I actually began to gravitate away from the stereotypical representation of the heroine a long time back.
I found myself a bigger playground to play around in as an actress.
The characters I choose to play are far removed from the person that I am.
That, I suppose, is the fun of being an actor. You can live many lives in one lifetime, right?
But your character in Haseen Dillruba is next-level unconventional.
The whole excitement of putting myself out of my comfort zone is what gravitated me towards Haseen Dillruba.
I never thought I'd play a seductress like Rani, a woman who uses her sexuality to her own advantage.
This character has brought out a side of my personality I never knew existed.

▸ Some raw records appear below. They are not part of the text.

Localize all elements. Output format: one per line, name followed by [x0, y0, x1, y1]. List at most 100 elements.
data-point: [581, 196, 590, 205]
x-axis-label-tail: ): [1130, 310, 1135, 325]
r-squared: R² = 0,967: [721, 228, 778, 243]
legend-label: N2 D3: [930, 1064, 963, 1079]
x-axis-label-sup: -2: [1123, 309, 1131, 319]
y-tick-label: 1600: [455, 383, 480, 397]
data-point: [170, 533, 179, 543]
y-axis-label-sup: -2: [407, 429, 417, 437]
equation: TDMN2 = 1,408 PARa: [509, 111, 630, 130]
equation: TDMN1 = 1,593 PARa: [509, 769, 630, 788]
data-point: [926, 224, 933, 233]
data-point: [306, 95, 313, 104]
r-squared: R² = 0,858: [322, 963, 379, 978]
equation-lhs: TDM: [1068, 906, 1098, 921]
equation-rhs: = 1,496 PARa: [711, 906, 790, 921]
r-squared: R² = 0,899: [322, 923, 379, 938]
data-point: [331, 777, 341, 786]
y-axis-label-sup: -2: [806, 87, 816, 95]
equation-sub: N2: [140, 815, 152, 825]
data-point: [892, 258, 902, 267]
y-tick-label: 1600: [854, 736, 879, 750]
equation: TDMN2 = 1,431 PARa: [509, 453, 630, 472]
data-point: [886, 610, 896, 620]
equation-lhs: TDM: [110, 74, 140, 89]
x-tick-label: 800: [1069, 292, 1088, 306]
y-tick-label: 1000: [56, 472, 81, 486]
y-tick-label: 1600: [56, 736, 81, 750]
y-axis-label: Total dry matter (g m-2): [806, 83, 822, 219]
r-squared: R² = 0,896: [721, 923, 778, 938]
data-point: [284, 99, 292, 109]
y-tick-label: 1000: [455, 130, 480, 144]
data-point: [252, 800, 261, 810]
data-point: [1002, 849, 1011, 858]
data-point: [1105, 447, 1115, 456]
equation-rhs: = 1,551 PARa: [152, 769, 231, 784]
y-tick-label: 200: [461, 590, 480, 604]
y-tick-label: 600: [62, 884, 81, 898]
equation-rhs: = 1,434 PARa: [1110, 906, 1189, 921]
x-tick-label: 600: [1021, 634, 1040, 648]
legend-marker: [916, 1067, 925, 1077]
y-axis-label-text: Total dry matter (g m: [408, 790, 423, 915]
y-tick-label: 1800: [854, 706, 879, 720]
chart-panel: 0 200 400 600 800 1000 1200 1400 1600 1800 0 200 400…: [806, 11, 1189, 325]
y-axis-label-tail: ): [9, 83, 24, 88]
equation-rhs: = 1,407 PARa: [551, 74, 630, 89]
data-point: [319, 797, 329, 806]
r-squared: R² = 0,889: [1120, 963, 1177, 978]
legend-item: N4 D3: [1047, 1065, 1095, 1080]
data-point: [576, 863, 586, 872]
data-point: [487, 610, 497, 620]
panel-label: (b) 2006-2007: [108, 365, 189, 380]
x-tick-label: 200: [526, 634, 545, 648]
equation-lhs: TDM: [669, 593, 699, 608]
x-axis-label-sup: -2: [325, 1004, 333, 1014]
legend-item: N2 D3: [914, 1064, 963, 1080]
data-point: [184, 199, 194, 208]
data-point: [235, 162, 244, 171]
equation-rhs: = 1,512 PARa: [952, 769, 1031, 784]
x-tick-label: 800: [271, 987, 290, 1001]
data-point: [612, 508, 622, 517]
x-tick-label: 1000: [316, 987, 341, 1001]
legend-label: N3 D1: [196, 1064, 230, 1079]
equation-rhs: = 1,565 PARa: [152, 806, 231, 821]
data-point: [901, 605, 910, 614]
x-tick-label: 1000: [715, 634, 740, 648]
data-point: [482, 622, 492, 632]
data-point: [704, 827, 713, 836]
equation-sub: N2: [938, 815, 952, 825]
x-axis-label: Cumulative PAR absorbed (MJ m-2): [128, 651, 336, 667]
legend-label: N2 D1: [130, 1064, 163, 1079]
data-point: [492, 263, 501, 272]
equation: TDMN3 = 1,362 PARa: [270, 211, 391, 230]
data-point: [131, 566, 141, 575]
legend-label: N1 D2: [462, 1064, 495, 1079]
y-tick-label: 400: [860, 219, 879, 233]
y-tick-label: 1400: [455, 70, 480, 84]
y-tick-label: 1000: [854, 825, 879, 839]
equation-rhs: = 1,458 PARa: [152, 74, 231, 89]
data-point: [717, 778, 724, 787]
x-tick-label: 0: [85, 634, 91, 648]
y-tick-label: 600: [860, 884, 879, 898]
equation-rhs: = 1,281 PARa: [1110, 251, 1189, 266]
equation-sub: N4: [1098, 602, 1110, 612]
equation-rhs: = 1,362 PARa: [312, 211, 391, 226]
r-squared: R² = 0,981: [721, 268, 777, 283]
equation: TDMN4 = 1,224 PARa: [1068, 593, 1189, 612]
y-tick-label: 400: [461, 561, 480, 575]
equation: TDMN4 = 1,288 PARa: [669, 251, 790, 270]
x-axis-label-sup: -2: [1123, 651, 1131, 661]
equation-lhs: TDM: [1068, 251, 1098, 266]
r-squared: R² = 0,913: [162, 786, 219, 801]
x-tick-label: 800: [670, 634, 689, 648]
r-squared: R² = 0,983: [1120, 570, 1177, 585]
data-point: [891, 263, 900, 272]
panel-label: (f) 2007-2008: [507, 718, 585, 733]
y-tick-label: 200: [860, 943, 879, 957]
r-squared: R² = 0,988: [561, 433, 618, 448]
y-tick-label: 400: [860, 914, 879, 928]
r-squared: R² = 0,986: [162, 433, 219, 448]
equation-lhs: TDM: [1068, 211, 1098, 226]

Didn't Rani's behaviour shock you?
You asking me, Taapsee? Yes. I am not that person I play in Haseen Dillruba.
You will rarely find me in the grey zone.
Rani's behaviour is a big no for me.
Infidelity is definitely not in my range of acceptable behaviour.
I would never accept or condone it in my own life.
Having said that, I must also say that it's not as though I am not aware that these things happen in real life.
If we are honest to ourselves, we are aware of quite a few of such relationships where crime surfaces later.
So yes, as Taapsee, I was shocked. But as an actor, I didn't find it difficult to accept Rani's behaviour.
I was also shocked by Rani's reaction to her own infidelity. It's such a shameful thing, one would normally sweep it under the carpet.
But Rani is such an honest person.
When she develops an extra-marital relationship, she is determined to tell her husband about it. And she does.
How many women would do that?
Exactly. Rani feels she must be true to her feelings.
It's not her intention to have a closeted extra-marital relationship.
She's very honest about her needs and desires with her husband.
When she's disappointed in her marriage, she has an extra-marital affair.
This is not something she had planned. But when it happens, she doesn't shy away from the truth.
She is ready to leave her husband for her lover. All this made the character quite shocking for me.
Is Rani in Haseen Dillruba the nastiest heroine you have played?
I am not sure because I had played a really nasty woman in Badla.
Just because she was suave, she didn't come across as in-your-face wicked.
I think Naina in Badla is nastier.
Rani is more honest and she is probably the most flamboyant character I've portrayed.
Do you miss the big screen for Haseen Dillruba?
You have seen the film. You know the visuals are designed for the movie theatre.
It has all the ingredients to travel to beyond the so-called A centres.
It's very gripping.
We were confident that the content would travel.
We waited as long as we could.
If we waited any longer, the product may lose its validity.
I've so many other films nearing completed. How long could we wait?